Good news flowed in at Alexion Pharmaceuticals, Inc. (ALXN) from Europe regarding its drug Soliris (eculizumab). The company recently received clearance from the European Commission (EC) to market Soliris for treating children and adults suffering from atypical hemolytic uremic syndrome (aHUS), an ultra-rare genetic disorder, in the European Union (EU). The disorder often leads to heart attack, stroke or kidney failure, any of which can be fatal.
We note that Soliris, Alexion’s sole marketed product, is already marketed for the treatment of paroxysmal nocturnal hemoglobinuria (PNH) — a rare genetic blood disorder.

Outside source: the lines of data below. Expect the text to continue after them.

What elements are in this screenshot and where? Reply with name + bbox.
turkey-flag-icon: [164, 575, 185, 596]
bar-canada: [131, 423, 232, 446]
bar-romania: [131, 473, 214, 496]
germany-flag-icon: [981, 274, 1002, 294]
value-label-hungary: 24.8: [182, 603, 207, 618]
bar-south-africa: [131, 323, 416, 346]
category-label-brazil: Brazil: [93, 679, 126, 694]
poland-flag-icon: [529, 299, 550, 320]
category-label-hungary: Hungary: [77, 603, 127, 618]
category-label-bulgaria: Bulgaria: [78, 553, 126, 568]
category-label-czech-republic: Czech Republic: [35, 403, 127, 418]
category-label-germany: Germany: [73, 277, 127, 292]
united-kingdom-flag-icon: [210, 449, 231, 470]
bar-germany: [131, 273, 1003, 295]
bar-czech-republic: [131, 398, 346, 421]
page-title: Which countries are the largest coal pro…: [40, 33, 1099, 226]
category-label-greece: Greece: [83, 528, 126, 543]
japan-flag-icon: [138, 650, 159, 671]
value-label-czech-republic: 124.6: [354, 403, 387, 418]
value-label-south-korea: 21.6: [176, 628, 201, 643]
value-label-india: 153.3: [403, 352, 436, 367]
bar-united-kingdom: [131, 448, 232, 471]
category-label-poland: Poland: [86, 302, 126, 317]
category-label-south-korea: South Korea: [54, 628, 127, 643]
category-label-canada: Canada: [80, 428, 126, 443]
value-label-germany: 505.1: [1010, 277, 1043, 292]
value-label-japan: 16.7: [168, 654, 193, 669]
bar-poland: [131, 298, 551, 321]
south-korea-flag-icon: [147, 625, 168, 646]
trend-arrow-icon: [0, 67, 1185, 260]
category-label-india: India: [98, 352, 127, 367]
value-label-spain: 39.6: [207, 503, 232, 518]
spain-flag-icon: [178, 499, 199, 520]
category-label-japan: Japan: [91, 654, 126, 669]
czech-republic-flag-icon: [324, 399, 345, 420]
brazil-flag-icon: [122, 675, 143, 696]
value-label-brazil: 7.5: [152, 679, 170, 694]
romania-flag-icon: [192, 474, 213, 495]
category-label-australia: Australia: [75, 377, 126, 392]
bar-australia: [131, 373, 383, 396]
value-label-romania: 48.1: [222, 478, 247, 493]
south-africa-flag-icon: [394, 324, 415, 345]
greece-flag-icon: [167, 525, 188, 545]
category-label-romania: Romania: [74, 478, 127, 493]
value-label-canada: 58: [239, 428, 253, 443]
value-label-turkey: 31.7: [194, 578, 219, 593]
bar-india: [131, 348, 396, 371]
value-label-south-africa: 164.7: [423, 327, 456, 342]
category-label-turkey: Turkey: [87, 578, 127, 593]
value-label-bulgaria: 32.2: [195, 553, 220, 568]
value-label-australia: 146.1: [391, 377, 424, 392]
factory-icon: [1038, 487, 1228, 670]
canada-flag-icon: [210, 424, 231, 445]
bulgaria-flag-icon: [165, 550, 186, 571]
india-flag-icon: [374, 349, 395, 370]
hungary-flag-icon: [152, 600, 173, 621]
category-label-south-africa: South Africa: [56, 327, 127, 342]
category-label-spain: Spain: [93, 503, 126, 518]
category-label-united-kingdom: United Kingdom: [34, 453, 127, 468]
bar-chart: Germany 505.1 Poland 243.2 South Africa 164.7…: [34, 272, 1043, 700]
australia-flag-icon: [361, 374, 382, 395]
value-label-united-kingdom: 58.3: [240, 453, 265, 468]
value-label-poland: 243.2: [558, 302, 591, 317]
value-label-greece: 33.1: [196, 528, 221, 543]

The successful label expansion of Soliris in the EU does not surprise us since in September 2011, the European Committee for Medicinal Products for Human Use had backed the approval of Soliris for the additional indication in the EU.
Following the EU approval of the drug for the new indication, Alexion intends to enter into discussions with the relevant authorities in major European nations regarding the reimbursement procedure. Moreover, the drug is expected to be launched in major European nations in 2012/2013.
We note that Soliris is already available in the US for treating children and adults suffering from aHUS. The US Food and Drug Administration (FDA) cleared Soliris for the aHUS indication in September this year.
As was the case in the US, Soliris is the first and only drug to be cleared in the EU for the aHUS indication. Consequently, Soliris will target a market with a huge unmet need. The successful US and EU label expansion of Soliris is a major achievement for the company which would boost its top line significantly.
Our Recommendation
Currently, we have an Outperform recommendation on Alexion in the long-run. Our optimism is reflected for the short run too, for which the stock carries a Zacks #2 Rank (Buy rating).